There are crooks in every industry. There are supermarket chain buyers who know less than nothing about the olive oils they choose to stock in their stores. It is obvious that the olive oil crook who adulterates olive oil will target, capture and exploit the bottom-feeding supermarket chain buyer who will be attracted by the low price of the crook’s adulterated, though prominently EXTRA-VIRGIN-labeled olive oil. It seems to many of us that it should be a simple matter for the American consumer to discern the difference between a shop or market that has little or no regard for the best of things, and one that strives to offer nothing but. But if the Californians have their way no imported olive oil will be released by US Customs and the USFDA until it has been analyzed at great expense, held for extended periods by these bureaucracies, and subjected to ever more tariffs, handling charges and additional taxes, all of which is mandatory. The affect is clear: The most important ingredient in your food life is going to be a lot more expensive. California olive oil already is.
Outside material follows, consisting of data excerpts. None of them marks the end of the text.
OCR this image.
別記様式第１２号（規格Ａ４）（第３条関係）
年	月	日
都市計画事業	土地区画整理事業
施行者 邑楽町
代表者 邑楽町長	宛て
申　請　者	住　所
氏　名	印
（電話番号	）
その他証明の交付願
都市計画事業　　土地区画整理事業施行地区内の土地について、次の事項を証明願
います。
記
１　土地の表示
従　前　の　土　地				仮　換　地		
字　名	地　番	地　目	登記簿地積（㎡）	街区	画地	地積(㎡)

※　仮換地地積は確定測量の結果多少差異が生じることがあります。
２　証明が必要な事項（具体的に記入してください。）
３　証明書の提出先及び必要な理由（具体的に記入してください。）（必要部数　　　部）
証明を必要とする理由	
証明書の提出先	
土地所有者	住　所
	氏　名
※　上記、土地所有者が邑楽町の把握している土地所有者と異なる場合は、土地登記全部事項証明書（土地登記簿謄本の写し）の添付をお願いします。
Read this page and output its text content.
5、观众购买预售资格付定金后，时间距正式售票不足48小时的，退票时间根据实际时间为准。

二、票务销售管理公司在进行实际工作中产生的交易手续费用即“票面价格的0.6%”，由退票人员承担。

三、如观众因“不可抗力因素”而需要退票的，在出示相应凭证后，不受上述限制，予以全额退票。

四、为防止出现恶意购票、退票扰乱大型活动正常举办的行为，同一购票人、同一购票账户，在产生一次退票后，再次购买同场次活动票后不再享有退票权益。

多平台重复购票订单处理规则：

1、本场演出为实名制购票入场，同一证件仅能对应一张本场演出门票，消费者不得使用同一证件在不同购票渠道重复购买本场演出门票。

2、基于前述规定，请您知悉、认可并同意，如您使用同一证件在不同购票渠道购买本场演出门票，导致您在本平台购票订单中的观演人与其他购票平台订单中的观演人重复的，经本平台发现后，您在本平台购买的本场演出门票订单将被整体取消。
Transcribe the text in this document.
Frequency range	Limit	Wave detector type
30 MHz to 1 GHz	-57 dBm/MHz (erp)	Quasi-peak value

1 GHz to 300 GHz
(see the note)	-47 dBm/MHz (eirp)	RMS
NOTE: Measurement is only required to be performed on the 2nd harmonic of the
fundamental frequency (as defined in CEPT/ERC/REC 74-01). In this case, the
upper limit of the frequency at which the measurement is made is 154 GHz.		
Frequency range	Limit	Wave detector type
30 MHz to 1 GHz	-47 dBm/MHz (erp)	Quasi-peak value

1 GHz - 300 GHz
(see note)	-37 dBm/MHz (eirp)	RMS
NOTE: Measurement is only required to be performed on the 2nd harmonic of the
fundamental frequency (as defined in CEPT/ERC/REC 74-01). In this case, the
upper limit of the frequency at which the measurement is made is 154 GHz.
What to do? First, know that when you see someone or something pointing a finger at someone or something else, it is wisest to follow that pointing finger back to its source. Start there with your own analysis. Second, imagine for a moment the mindset that would compel an olive grove farmer and his miller to do something evil to their own olive oil; that they would willfully compromise all that their parents and grandparents had worked so hard to achieve. The cynics among you will respond that I am a naïf, that money changes everything. Well, maybe I am, and maybe it does.
But not for an olive grower. Not for an artisan miller. The innumerable olive oils I import and sell in my stores are the finest, purest, most romantic and near-perfect substance on earth. That anyone would suggest I am a party to fraudulent practice beggars credulity. I resent enormously what the California olive oil industry is foisting upon a gullible public, and I will not let them get away with it. After all, a tiny measure of common sense is called for here. A North American supermarket that has gotten caught selling adulterated olive oil is bound to exist. I just bet anybody with common sense can look at that supermarket and then look at a Fairway, and it will be obvious which outfit is selling the fake stuff and which outfit wouldn’t be caught dead with it. That a government bureaucracy has to barge in is just another step closer to insanity.